Attempting to add persistent block storage to the ODEN single-node Talos cluster using Rook and Ceph. This did not fully succeed — the setup reached the point of a bound PVC and a working write test, but the cluster was not left in a clean stable state. Notes are here for completeness.
This builds on the Talos cluster setup on ODEN.
Hardware
ODEN has five storage devices:
| Device | Type | Size | Role |
|---|---|---|---|
/dev/sdb | Kingston SA400S3 SSD (SATA) | 120 GB | Boot disk — leave alone |
/dev/nvme0n1 | Samsung 970 EVO NVMe | 500 GB | OSD |
/dev/sdc | Kingston SA400S3 SSD (SATA) | 120 GB | OSD |
/dev/sdd | Kingston SA400S3 SSD (SATA) | 120 GB | OSD |
/dev/sde | Kingston SA400S3 SSD (SATA) | 120 GB | OSD |
Do not add /dev/sdb to Ceph. It is the boot disk.
Step 1 — Install the Rook operator
kubectl apply -f https://raw.githubusercontent.com/rook/rook/refs/tags/v1.17.9/deploy/examples/crds.yaml
kubectl apply -f https://raw.githubusercontent.com/rook/rook/refs/tags/v1.17.9/deploy/examples/common.yaml
kubectl apply -f https://raw.githubusercontent.com/rook/rook/refs/tags/v1.17.9/deploy/examples/operator.yaml
Wait for the operator pod to be running in rook-ceph namespace before continuing.

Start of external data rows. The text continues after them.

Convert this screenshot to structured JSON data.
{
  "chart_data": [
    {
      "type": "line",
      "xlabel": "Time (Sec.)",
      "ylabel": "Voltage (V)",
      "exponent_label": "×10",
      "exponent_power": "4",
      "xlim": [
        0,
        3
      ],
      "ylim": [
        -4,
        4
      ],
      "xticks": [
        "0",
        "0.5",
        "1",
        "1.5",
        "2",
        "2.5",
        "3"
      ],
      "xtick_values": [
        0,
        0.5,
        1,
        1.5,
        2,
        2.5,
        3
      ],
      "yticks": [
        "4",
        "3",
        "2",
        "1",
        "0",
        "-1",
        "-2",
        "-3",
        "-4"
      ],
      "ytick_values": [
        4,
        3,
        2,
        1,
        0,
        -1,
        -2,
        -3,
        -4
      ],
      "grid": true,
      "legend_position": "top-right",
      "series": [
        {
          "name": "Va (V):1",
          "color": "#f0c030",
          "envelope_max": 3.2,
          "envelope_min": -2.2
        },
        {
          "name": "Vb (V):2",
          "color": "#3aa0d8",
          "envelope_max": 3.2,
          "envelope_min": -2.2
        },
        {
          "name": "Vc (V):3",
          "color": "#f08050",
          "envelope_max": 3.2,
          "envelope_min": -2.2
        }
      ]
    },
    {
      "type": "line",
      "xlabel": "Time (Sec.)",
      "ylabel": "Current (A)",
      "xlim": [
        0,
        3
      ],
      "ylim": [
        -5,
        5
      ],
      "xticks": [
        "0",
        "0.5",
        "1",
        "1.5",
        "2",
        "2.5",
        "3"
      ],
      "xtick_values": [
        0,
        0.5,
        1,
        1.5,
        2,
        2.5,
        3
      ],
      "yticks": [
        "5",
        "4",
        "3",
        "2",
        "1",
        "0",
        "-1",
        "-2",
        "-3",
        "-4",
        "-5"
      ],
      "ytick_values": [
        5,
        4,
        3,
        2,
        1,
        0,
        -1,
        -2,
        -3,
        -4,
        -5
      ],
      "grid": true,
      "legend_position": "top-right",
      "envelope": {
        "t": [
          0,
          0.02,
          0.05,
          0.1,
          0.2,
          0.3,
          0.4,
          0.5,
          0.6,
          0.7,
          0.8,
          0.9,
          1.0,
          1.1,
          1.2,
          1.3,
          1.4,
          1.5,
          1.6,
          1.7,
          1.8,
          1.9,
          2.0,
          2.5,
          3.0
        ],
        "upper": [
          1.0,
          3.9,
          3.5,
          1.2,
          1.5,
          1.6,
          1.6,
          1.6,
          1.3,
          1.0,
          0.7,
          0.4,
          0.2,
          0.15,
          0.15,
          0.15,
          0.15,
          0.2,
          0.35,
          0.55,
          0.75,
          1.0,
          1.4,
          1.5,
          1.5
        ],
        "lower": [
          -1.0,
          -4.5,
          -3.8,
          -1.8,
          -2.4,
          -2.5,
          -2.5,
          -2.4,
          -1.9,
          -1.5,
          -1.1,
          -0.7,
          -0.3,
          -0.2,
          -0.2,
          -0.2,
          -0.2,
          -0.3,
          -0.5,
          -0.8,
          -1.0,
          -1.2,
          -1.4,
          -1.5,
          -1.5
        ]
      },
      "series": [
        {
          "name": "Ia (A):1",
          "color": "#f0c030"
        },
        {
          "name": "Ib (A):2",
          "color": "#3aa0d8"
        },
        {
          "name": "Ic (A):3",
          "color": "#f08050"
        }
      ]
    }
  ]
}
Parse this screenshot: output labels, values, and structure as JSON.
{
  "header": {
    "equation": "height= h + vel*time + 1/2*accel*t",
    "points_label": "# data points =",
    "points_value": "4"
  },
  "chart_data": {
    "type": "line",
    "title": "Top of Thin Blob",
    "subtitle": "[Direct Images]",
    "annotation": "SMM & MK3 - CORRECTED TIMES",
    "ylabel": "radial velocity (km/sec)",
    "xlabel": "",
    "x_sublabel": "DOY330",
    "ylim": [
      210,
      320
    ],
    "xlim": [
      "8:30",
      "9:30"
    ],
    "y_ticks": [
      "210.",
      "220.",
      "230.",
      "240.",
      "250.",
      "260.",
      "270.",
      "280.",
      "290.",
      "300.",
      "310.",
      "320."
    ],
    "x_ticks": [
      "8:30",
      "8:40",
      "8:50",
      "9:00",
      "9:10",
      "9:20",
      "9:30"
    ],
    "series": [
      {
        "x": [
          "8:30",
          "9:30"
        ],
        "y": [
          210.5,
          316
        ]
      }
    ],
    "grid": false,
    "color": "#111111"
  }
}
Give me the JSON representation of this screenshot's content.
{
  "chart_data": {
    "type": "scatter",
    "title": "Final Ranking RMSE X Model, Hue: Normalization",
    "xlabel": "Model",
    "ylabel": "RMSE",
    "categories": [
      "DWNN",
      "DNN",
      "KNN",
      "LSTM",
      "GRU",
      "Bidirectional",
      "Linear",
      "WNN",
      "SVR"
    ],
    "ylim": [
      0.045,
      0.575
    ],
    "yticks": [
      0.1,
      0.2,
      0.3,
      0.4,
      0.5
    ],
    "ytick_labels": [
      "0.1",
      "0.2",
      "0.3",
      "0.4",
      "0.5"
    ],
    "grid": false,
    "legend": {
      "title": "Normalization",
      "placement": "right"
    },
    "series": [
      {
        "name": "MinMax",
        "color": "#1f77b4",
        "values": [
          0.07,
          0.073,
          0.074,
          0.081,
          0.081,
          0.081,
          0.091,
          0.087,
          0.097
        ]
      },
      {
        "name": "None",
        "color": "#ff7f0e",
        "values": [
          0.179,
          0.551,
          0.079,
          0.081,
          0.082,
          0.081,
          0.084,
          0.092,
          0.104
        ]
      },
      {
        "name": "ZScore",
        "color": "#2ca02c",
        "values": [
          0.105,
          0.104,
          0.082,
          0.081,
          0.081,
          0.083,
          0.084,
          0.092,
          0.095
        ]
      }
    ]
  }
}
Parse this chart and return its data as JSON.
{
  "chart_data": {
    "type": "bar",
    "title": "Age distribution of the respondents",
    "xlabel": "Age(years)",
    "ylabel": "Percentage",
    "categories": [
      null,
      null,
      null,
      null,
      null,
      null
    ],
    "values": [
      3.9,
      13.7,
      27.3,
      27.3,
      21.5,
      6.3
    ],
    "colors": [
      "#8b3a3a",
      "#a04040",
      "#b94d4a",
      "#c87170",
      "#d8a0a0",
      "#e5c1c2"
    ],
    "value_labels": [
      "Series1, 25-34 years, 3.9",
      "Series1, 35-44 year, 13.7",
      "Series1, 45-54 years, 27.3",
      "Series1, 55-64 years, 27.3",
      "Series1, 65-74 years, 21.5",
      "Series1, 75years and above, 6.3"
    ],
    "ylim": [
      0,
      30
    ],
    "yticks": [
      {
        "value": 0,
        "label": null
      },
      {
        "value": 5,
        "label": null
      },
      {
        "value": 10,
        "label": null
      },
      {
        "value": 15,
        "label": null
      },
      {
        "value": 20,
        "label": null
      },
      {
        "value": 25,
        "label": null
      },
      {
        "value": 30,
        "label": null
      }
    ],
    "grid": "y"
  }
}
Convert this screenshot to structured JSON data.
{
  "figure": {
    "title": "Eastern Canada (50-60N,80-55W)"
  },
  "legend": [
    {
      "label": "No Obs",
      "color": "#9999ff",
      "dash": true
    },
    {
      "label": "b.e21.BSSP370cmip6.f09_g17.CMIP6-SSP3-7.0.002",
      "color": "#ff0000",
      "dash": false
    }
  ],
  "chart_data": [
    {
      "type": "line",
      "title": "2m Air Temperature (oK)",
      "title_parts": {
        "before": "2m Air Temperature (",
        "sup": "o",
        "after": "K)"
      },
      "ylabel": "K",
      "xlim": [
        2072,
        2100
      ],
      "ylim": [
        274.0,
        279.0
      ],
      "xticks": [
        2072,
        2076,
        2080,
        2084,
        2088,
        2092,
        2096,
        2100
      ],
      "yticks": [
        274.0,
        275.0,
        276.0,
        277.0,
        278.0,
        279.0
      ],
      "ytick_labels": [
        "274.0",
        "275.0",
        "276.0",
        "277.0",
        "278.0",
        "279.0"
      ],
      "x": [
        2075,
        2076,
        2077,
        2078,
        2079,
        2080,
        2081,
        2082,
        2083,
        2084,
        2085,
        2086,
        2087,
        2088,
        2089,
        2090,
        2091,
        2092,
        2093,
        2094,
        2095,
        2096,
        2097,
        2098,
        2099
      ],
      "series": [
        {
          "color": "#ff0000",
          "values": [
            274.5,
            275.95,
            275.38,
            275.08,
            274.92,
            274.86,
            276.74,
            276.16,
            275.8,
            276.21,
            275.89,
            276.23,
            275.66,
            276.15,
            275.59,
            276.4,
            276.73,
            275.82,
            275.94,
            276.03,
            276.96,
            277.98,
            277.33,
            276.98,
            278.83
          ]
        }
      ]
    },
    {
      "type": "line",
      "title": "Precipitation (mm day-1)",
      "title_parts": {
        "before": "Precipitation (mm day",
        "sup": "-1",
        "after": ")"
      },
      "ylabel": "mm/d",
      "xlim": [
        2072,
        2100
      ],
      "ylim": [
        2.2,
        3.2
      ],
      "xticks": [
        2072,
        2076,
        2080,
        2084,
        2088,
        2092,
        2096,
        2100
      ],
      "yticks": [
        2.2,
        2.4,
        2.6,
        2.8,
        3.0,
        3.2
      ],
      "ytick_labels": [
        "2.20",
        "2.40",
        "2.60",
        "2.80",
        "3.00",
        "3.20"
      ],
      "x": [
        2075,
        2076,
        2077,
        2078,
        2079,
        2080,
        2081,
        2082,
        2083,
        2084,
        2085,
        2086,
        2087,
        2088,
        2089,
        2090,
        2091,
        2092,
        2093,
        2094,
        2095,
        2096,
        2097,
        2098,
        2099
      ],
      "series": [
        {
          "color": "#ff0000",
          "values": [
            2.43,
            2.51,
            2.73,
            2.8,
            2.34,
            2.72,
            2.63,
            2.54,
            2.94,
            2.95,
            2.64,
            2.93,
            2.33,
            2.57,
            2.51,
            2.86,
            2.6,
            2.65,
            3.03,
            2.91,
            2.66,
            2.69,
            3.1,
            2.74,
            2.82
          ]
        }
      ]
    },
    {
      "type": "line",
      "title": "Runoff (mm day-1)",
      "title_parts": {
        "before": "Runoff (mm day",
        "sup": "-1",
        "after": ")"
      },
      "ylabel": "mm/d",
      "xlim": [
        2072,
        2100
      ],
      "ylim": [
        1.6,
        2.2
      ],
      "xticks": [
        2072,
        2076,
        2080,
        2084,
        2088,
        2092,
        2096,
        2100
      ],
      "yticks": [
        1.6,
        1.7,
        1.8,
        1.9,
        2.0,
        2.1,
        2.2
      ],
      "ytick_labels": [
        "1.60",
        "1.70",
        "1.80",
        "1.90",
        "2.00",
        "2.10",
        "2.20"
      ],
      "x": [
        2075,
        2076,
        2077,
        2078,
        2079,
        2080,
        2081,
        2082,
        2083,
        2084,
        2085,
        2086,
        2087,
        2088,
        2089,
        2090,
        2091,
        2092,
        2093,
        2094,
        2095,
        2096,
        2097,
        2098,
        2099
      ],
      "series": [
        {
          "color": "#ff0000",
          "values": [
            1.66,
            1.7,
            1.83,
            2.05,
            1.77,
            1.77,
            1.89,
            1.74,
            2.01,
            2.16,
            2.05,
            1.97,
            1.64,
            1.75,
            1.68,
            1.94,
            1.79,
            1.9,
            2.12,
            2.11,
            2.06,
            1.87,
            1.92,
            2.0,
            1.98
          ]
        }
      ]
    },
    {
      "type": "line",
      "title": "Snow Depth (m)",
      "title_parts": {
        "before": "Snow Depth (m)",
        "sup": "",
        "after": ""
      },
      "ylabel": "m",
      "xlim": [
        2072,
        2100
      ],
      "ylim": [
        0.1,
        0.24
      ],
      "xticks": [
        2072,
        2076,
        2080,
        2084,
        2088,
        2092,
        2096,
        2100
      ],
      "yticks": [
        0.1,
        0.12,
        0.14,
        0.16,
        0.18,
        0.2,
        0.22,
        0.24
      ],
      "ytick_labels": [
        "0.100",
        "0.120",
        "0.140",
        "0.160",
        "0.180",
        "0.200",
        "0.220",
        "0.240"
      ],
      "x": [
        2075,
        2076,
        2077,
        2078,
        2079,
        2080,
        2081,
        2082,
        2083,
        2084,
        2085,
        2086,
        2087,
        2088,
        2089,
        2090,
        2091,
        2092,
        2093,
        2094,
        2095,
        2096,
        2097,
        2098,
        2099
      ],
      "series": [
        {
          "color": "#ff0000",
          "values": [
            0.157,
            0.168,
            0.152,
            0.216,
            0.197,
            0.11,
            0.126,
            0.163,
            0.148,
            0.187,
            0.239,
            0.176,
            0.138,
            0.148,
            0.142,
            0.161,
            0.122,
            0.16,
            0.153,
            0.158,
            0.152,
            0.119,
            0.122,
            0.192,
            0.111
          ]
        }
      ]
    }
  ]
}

Step 2 — CephCluster (single-node)
Single-node requires allowMultiplePerNode: true and explicit disk selection. The cluster-test example from the Rook repo is a reasonable starting point:
storage:
useAllNodes: false
nodes:
- name: "192.168.1.171"
devices:
- name: "nvme0n1"
- name: "sdc"
- name: "sdd"
- name: "sde"
Reference: cluster-test.yaml
Step 3 — CephBlockPool and StorageClass
apiVersion: ceph.rook.io/v1
kind: CephBlockPool
metadata:
name: replicapool
namespace: rook-ceph
spec:
replicated:
size: 1
apiVersion: storage.k8s.io/v1
kind: StorageClass
metadata:
name: rook-ceph-block
provisioner: rook-ceph.rbd.csi.ceph.com
parameters:
clusterID: rook-ceph
pool: replicapool
imageFormat: "2"
imageFeatures: layering
reclaimPolicy: Delete
Step 4 — PVC test
apiVersion: v1
kind: PersistentVolumeClaim
metadata:
name: test-pvc
spec:
accessModes:
- ReadWriteOnce
storageClassName: rook-ceph-block
resources:
requests:
storage: 10Gi
PVC reached Bound. A BusyBox pod mounting it could write to /mnt. The Ceph dashboard (kubectl -n rook-ceph port-forward svc/rook-ceph-mgr-dashboard 7000:7000) showed OSDs active and the pool present.
What did not work
The cluster ran but was not left stable. Single-node Ceph produces health warnings by design (no redundancy, no failure domain separation). More importantly, the setup was not revisited after initial testing and there are unresolved questions about:
- CSI driver behaviour on Talos (Talos has specific requirements for CSI socket paths)
- Whether the dashboard warnings were cosmetic or indicated real issues
- Long-term stability under actual workloads
This is left as a draft until there is time to run it properly — ideally on more than one node.